Erste Nachweise von britischer Virus-Variante auch in Österreich

Die bereits im September in Großbritannien aufgetretene Coronavirus-Mutation wurde erstmals auch in Österreich nachgewiesen.

Zu den fünf Betroffenen zählen drei Kinder, sagte Gesundheitsminister Rudolf Anschober (Grüne) am Montag.
Zu den fünf Betroffenen zählen drei Kinder, sagte Gesundheitsminister Rudolf Anschober (Grüne) am Montag. - Foto: © ROLAND SCHLAGER
In vier am Flughafen Wien-Schwechat genommenen Proben fand sich das Erbgut der Virus-Variante. Bei einer weiteren Person wurde überdies jene markante SARS-CoV-2-Variante nachgewiesen, die vermutlich in Südafrika entstanden ist. Zu den fünf Betroffenen zählen drei Kinder, sagte Gesundheitsminister Rudolf Anschober (Grüne) am Montag.

Die Mutation sei mittlerweile in 32 Ländern nachgewiesen, so Anschober. Dazu zählen mittlerweile auch 15 europäische Staaten - inklusive Österreich. Dass die britische B.1.1.7.-Mutation nun gefunden wurde, sei kein Zufall, vielmehr habe man „gezielt danach gesucht“. Rund 1.800 Sequenzierungen seien bisher in Österreich durchgeführt worden, sagte der Gesundheitsminister. Das solle nun intensiviert werden.
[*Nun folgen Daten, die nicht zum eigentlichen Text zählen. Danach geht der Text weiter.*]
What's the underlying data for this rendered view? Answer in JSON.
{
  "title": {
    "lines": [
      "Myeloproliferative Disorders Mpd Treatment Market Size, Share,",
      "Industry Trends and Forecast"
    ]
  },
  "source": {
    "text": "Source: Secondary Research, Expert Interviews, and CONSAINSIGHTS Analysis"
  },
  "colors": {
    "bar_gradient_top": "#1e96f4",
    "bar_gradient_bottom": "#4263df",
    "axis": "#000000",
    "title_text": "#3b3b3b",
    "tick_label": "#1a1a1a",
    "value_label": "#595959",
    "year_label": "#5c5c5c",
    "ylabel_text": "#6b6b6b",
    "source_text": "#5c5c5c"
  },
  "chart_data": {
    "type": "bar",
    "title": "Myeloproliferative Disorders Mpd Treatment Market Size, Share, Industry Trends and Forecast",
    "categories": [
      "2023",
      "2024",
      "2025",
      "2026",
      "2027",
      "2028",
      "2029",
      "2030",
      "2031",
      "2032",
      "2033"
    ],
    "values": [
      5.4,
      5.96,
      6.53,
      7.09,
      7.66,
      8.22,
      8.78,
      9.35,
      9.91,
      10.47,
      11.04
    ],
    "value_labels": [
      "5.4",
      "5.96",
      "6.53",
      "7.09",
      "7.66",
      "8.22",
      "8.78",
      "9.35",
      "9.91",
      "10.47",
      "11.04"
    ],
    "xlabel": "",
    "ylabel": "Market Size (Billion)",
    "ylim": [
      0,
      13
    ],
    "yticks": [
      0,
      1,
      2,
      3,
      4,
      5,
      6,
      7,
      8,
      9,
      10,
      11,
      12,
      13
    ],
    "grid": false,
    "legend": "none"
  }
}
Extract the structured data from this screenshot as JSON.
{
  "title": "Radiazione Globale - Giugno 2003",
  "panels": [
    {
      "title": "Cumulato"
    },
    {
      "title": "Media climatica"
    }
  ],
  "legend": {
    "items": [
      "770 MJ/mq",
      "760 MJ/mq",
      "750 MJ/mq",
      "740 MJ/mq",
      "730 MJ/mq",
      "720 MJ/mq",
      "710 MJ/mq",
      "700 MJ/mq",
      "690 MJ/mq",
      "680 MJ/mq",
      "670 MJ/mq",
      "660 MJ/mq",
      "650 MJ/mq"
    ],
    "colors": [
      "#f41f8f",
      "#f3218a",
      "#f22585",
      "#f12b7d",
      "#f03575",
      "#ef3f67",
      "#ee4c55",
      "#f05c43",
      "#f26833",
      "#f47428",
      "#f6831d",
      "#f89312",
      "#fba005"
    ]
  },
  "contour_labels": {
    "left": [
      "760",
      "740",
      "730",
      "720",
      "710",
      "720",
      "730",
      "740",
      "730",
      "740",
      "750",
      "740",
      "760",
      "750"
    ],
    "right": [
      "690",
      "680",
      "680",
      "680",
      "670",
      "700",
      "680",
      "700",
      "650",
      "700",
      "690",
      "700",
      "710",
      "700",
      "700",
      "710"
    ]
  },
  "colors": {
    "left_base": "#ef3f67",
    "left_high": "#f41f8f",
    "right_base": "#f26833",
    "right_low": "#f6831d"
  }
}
Wie Franz Allerberger, Leiter der Abteilung für „Öffentliche Gesundheit“ der AGES, erläuterte, wurde die südafrikanische Mutation bereits am 6. Dezember bei einer 30-jährigen Österreicherin nach einem Urlaub in Südafrika nachgewiesen. Nach 18 Tagen leichter Symptome in Heimquarantäne sei sie wieder wohlauf.

Die britische Variante wurde erstmals bei einem zwölfjährigen Mädchen nach einem Flug aus Großbritannien am 18. Dezember nachgewiesen. Das Kind hatte ebenfalls leichte Symptome wie etwa Schnupfen, so Allerberger. Daher hatte die Mutter die Testung veranlasst. Am 21. Dezember erfolgte der Nachweis bei einem Österreicher, der mit einem der letzten Flieger von London in seine Heimat reiste. Nach einem positiven Test reiste er nicht wie geplant zu seinen Eltern, sondern ging bei seiner Schwester in Heimquarantäne. Auch er hatte sehr milde Symptome. Zudem wurde bei einem slowakischen Geschwisterpaar - Buben im Alter von neun und zehn Jahren - die britische Virus-Mutation entdeckt, sagte Allerberger.